Von Astrid Wulf | 03.11.2016
    Trainerin Beate Bechmann (r) trainiert in ihrem Studio in Offenbach am Main mit Ayse (l) die Abwehr eines Angriffs. Seit den Übergriffen in Köln verzeichnet die Kampfsport-Ausbilderin einen Ansturm auf Selbstvertidigungskurse für Frauen.
    Eine Trainerin übt mit einer Frau die Abwehr eines Angriffs. (picture alliance / dpa / Boris Roessler)
    "Ihr habt euren Stock in der rechten Hand, und der andere kommt und hält euch am linken Arm fest, denkt dran: richtig zuschlagen und als Abschluss die Würge. Und los bitte."
    Die sechs Trainingspaare gehen aufeinander los. Der Angreifer versucht, dem anderen den Hals abzudrücken, das Opfer wehrt sich mit einem Schaumstock, der im Training den Blindenstock ersetzt, schlägt kräftig zu und drückt dem Angreifer mit dem Stab die Luft ab. Im Ernstfall wäre ein Angreifer chancenlos.
    Mehr Lebensqualität durch den Kurs
    Stefan Reininghaus aus Lotte in Nordrhein-Westfalen ist nassgeschwitzt, das Training ist anstrengend. Der 38-Jährige hat sein Augenlicht vor zehn Jahren verloren. Er verbringt seinen Urlaub in diesem Hotel für Blinde und Sehbehinderte, wo auch dieser Kurs stattfindet.
    "Ich finde, er gibt eine Art Selbstsicherheit. Auch ein selbstsicheres Auftreten. Man verlernt das mit der Zeit, wenn man erblindet, finde ich. Diesen aufrechten Gang."
    Eine aufrechte Haltung und ein selbstsicheres Auftreten will Ju-Jutsu-Trainer Carsten Prüßner seinen Teilnehmern beibringen – und dazu effektive und einfach zu lernende Techniken, wie Angreifer mit Hebelgriffen und gezielten Schlägen schnell abgewehrt werden können. Der Trainer ist überzeugt: Diese Fähigkeiten bringen den Teilnehmer viel mehr, als sich lediglich in gefährlichen Situationen verteidigen zu können, auch im Alltag gewinnen die Blinden und Sehbehinderten dank der Kampfsporterfahrungen eine viel größere Lebensqualität.

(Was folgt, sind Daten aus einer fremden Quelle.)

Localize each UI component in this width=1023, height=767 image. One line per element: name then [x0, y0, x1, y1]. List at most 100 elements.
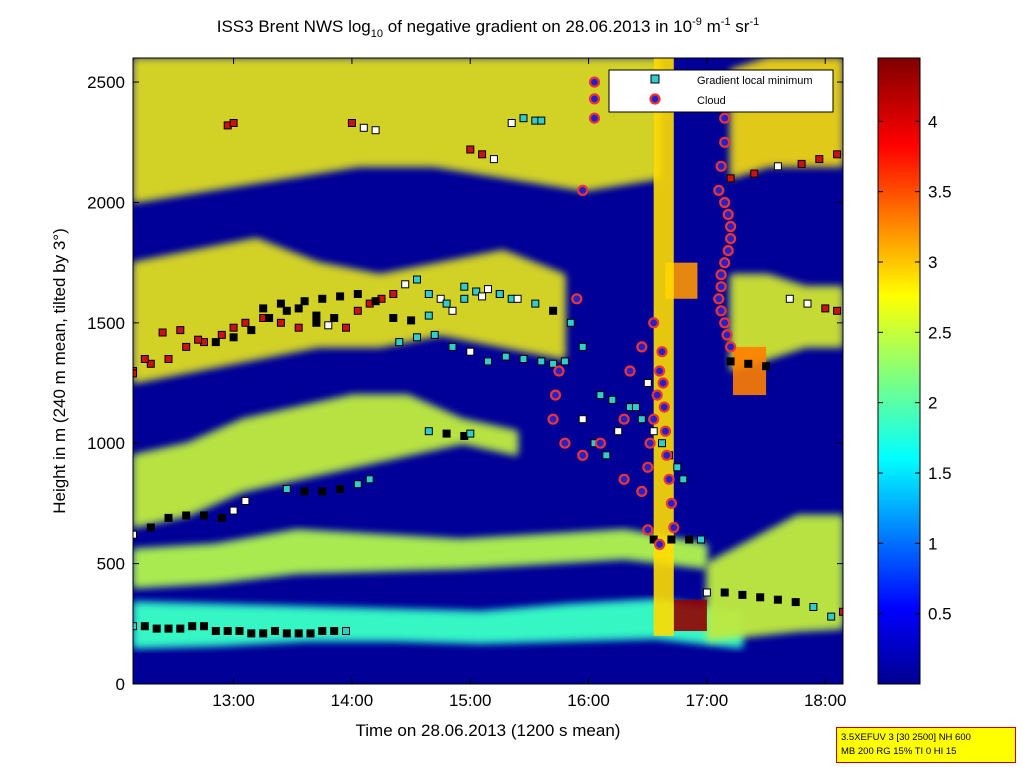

    "Ich möchte ihnen die Angst nehmen, dass etwas passieren kann. Oder wenn etwas passieren sollte, dass sie sich ein bisschen wehren können. Dass sie mehr oder weniger zu jeder Tag- und Nachtzeit ihren Wünschen und Bedürfnissen auch außerhalb ihrer eigenen vier Wände nachgehen können, und das bringt Lebensqualität. Das ist für mich das A und O dieser Kurse und dieser Einstellung."
    "Und denkt dran, die Arme schön hoch, ausatmen, runterschlagen, und ein bisschen aggressiv gucken. Ok? Und los!"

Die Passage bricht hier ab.